When this happens, the AFLPA’s process is to provide players with mental health services and call out the behaviour publicly, but only with the player’s permission, as that has the potential to inflame the situation by drawing more attention to it.
Huntington said she would like to see the same response to misogynistic and homophobic comments that the AFLPA and AFL have been applying to stamp out racism.
“I know it’s not always possible with a lot of liberty that you can get on the internet, but I’d really like to see the same response to misogynistic comments and homophobic comments,” said Huntington.
“If these are just floating around, and they’re floating around in masses on every single AFLW post, then it just becomes the norm and teaches the next generation that that’s acceptable. Whereas I think, so far, we’ve done a good job with starting to try and stamp out some of the racism that we see.”
The former No.1 draft pick said she wants more protections put in place.
“It needs to be highlighted that there’s a real difference as well in terms of what a lot of these AFLW players are copping online, as opposed to just normal sort of criticism about games or analysis of the actual sport because it’s completely targeted,” said Huntington.
‘It needs to be highlighted that there’s a real difference as well in terms of what a lot of these AFLW players are copping online, as opposed to just normal sort of criticism about games or analysis of the actual sport because it’s completely targeted.’
“It’s misogynistic, and it’s homophobic and transphobic, and it’s just really, really disgusting, but nothing’s really been done about it. And I think yeah, athletes in general sort of get told, ‘Ah well, you know, that’s part of the job, you’ve got to cop it’.”
An AFL spokesperson said while the league investigates all cases of online abuse they are made aware of, it is often difficult to find perpetrators given the level of anonymity afforded to online accounts.
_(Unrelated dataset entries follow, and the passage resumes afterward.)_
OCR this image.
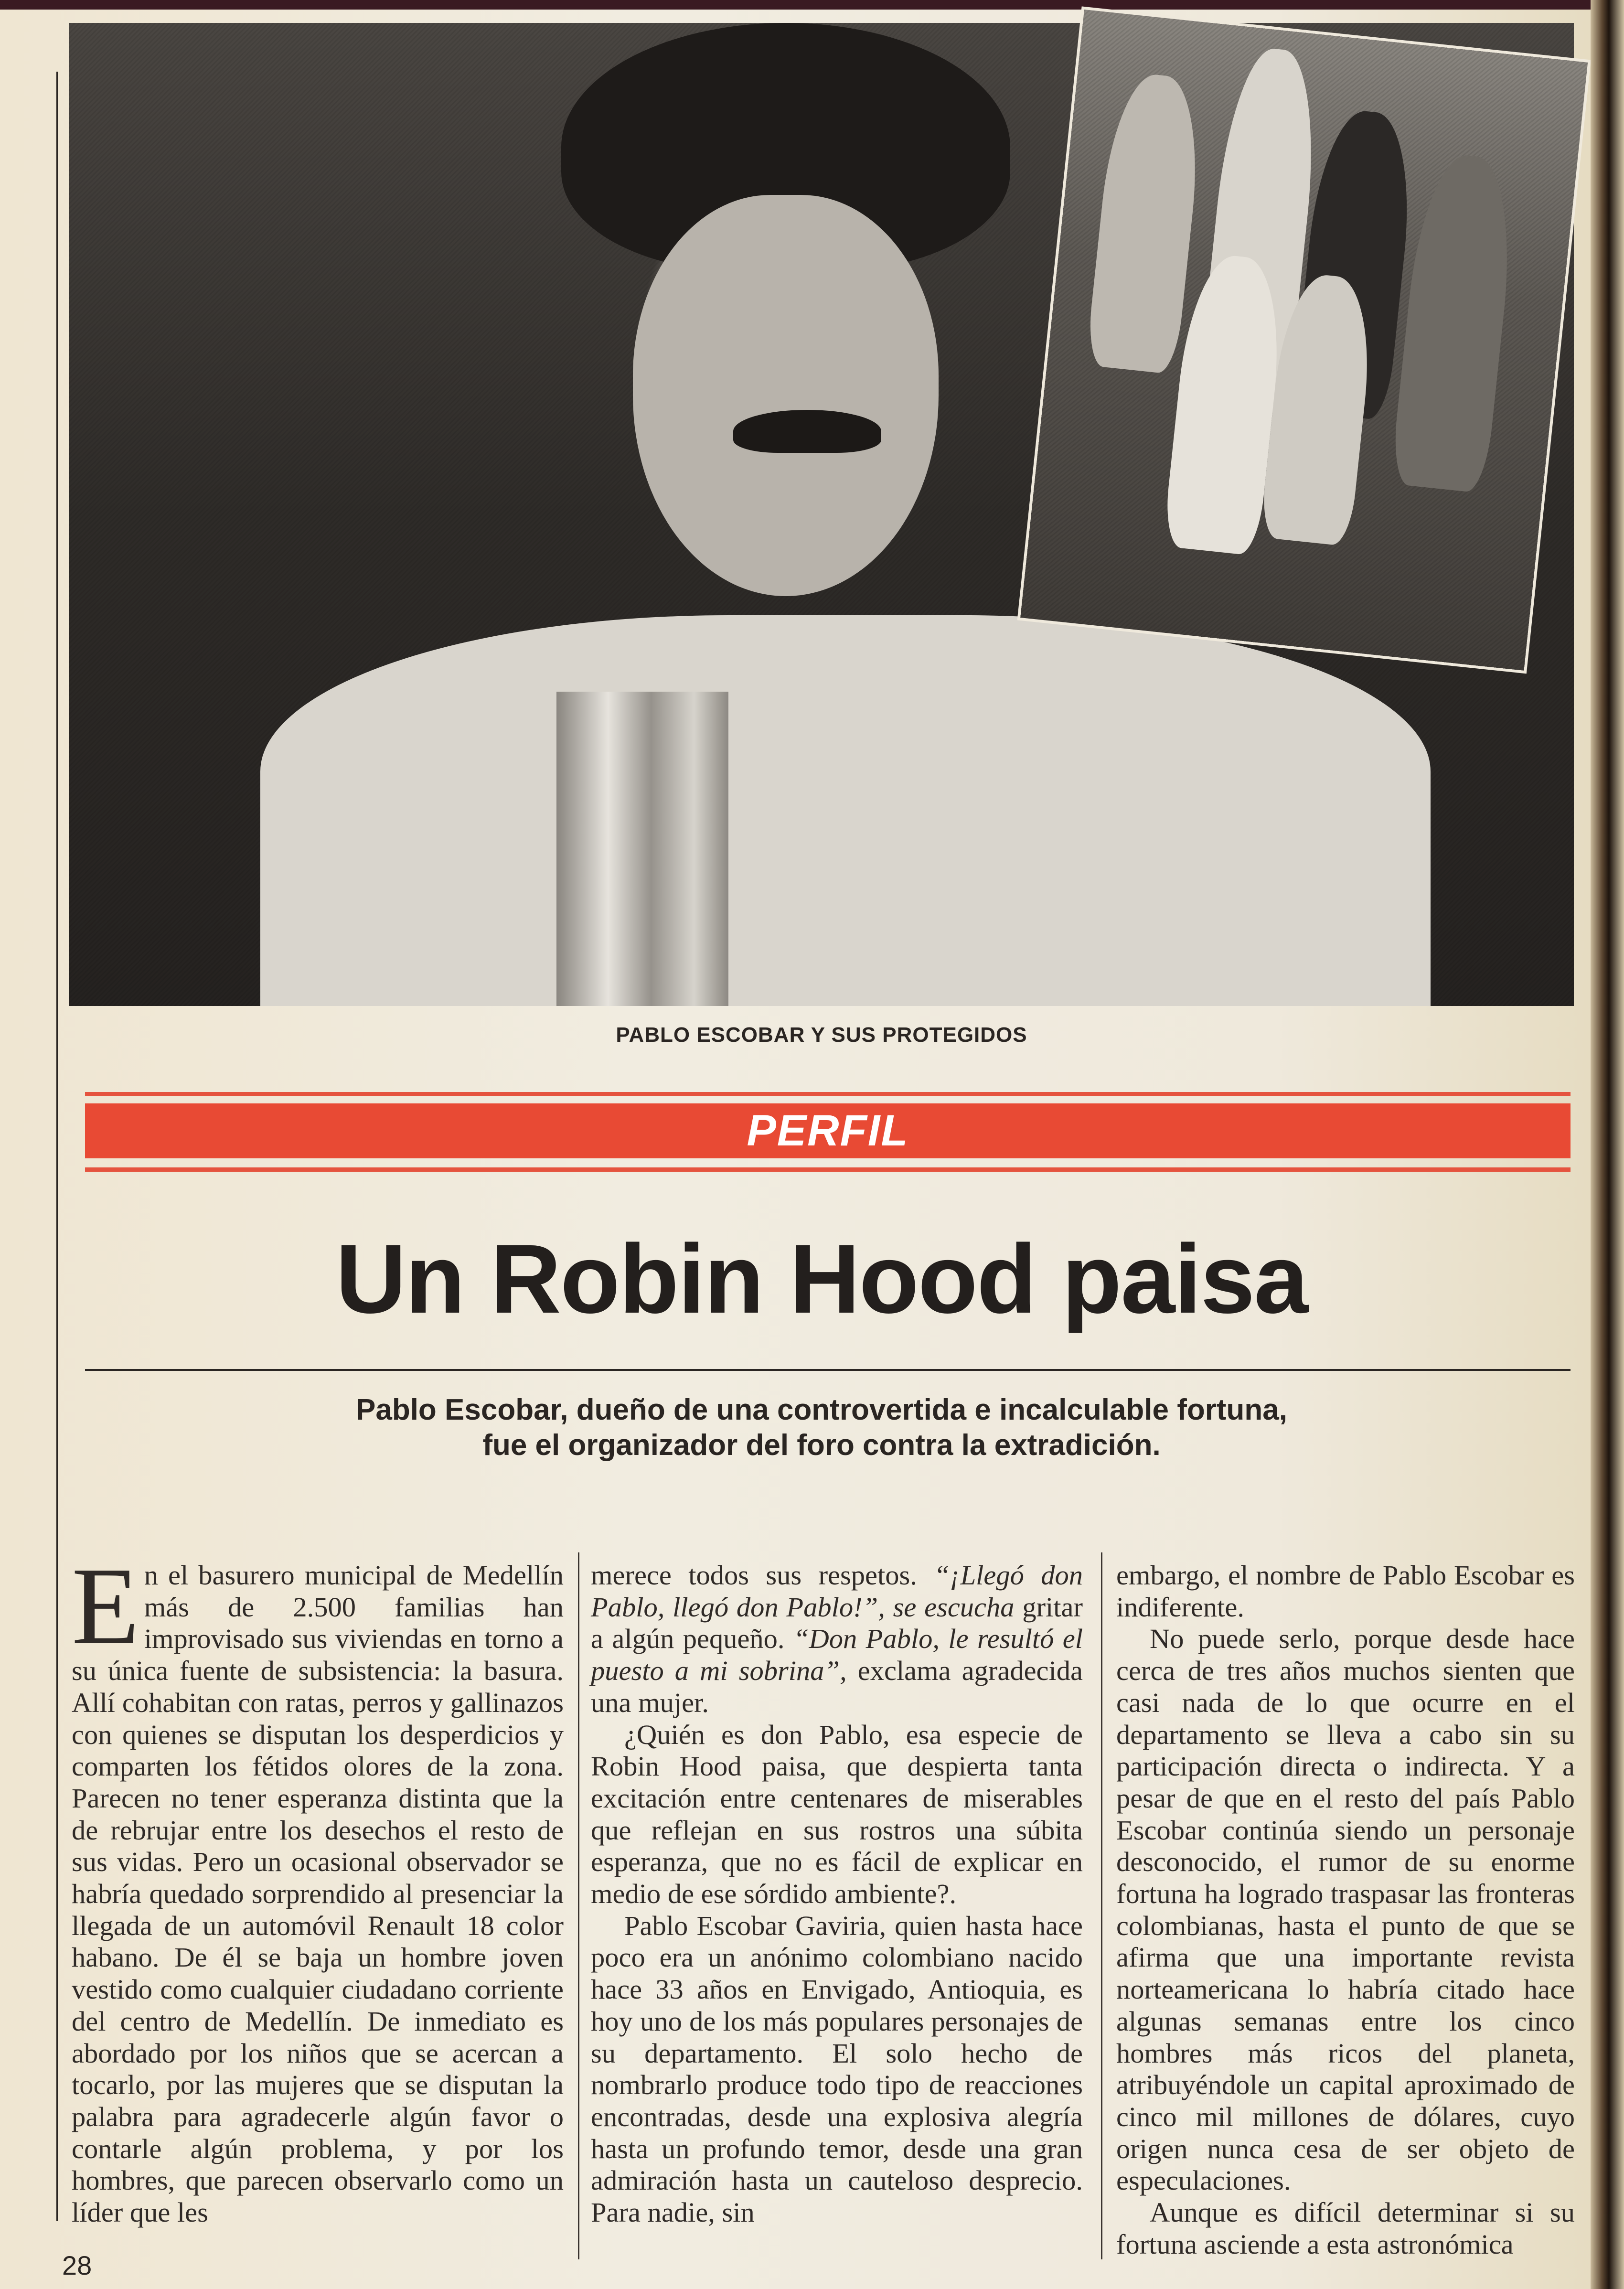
PABLO ESCOBAR Y SUS PROTEGIDOS
PERFIL
Un Robin Hood paisa
Pablo Escobar, dueño de una controvertida e incalculable fortuna,
fue el organizador del foro contra la extradición.

E n el basurero municipal de Medellín más de 2.500 familias han improvisado sus viviendas en torno a su única fuente de subsistencia: la basura. Allí cohabitan con ratas, perros y gallinazos con quienes se disputan los desperdicios y comparten los fétidos olores de la zona. Parecen no tener esperanza distinta que la de rebrujar entre los desechos el resto de sus vidas. Pero un ocasional observador se habría quedado sorprendido al presenciar la llegada de un automóvil Renault 18 color habano. De él se baja un hombre joven vestido como cualquier ciudadano corriente del centro de Medellín. De inmediato es abordado por los niños que se acercan a tocarlo, por las mujeres que se disputan la palabra para agradecerle algún favor o contarle algún problema, y por los hombres, que parecen observarlo como un líder que les

merece todos sus respetos. “¡Llegó don Pablo, llegó don Pablo!”, se escucha gritar a algún pequeño. “Don Pablo, le resultó el puesto a mi sobrina”, exclama agradecida una mujer.

¿Quién es don Pablo, esa especie de Robin Hood paisa, que despierta tanta excitación entre centenares de miserables que reflejan en sus rostros una súbita esperanza, que no es fácil de explicar en medio de ese sórdido ambiente?.

Pablo Escobar Gaviria, quien hasta hace poco era un anónimo colombiano nacido hace 33 años en Envigado, Antioquia, es hoy uno de los más populares personajes de su departamento. El solo hecho de nombrarlo produce todo tipo de reacciones encontradas, desde una explosiva alegría hasta un profundo temor, desde una gran admiración hasta un cauteloso desprecio. Para nadie, sin

embargo, el nombre de Pablo Escobar es indiferente.

No puede serlo, porque desde hace cerca de tres años muchos sienten que casi nada de lo que ocurre en el departamento se lleva a cabo sin su participación directa o indirecta. Y a pesar de que en el resto del país Pablo Escobar continúa siendo un personaje desconocido, el rumor de su enorme fortuna ha logrado traspasar las fronteras colombianas, hasta el punto de que se afirma que una importante revista norteamericana lo habría citado hace algunas semanas entre los cinco hombres más ricos del planeta, atribuyéndole un capital aproximado de cinco mil millones de dólares, cuyo origen nunca cesa de ser objeto de especulaciones.

Aunque es difícil determinar si su fortuna asciende a esta astronómica

28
“Unfortunately, all athletes are easy targets, and our work in this space never stops to ensure our players are supported, prepared and equipped to engage in social media, and they continue to have the avenues to escalate issues if required,” the spokesperson said.
All players participate in an online education session with the AFL digital team as part of their induction process, where they are provided with tools on how to safely navigate social media.
This includes tools on how to manage settings within their accounts, to mitigate potential abuse, and the steps to report online abuse and escalate it when required. Players also annually undertake e-safety education sessions .
The AFL has a formal partnership with Australia’s eSafety Commissioner to put in place preventative strategies for online abuse, remove abusive posts and take action against perpetrators. It also involves education sessions for players to raise awareness of mechanisms to stay safe online.
Huntington said she would rather the focus was on the people sending the messages and making the comments “as opposed to putting the focus on the players and having a really reactionary response”.
“We’re sort of putting ourselves out there in a way to be susceptible to this sort of stuff, and you get told, ‘Oh just don’t look at the comment sections’, but it’s really kind of victim blaming. If that’s the case, there’s not enough done to combat it and to ban the people that are making these comments,” Huntington said.
“It’s difficult enough to be playing an elite sport from a mental side, there are so many pressures, but then to have really targeted things about your sexuality and your gender that are completely unfair and unwarranted [and] also don’t make you feel safe.”
Chiocci said she was really pleased with how the Magpies, the AFL and AFLPA handled the situation in providing her with support but also said it was frustrating that more can’t be done to combat the issue.
“We had no right of reply, but they can say whatever they want about you. Even if it’s not true, which is really, really hard,” said Chiocci.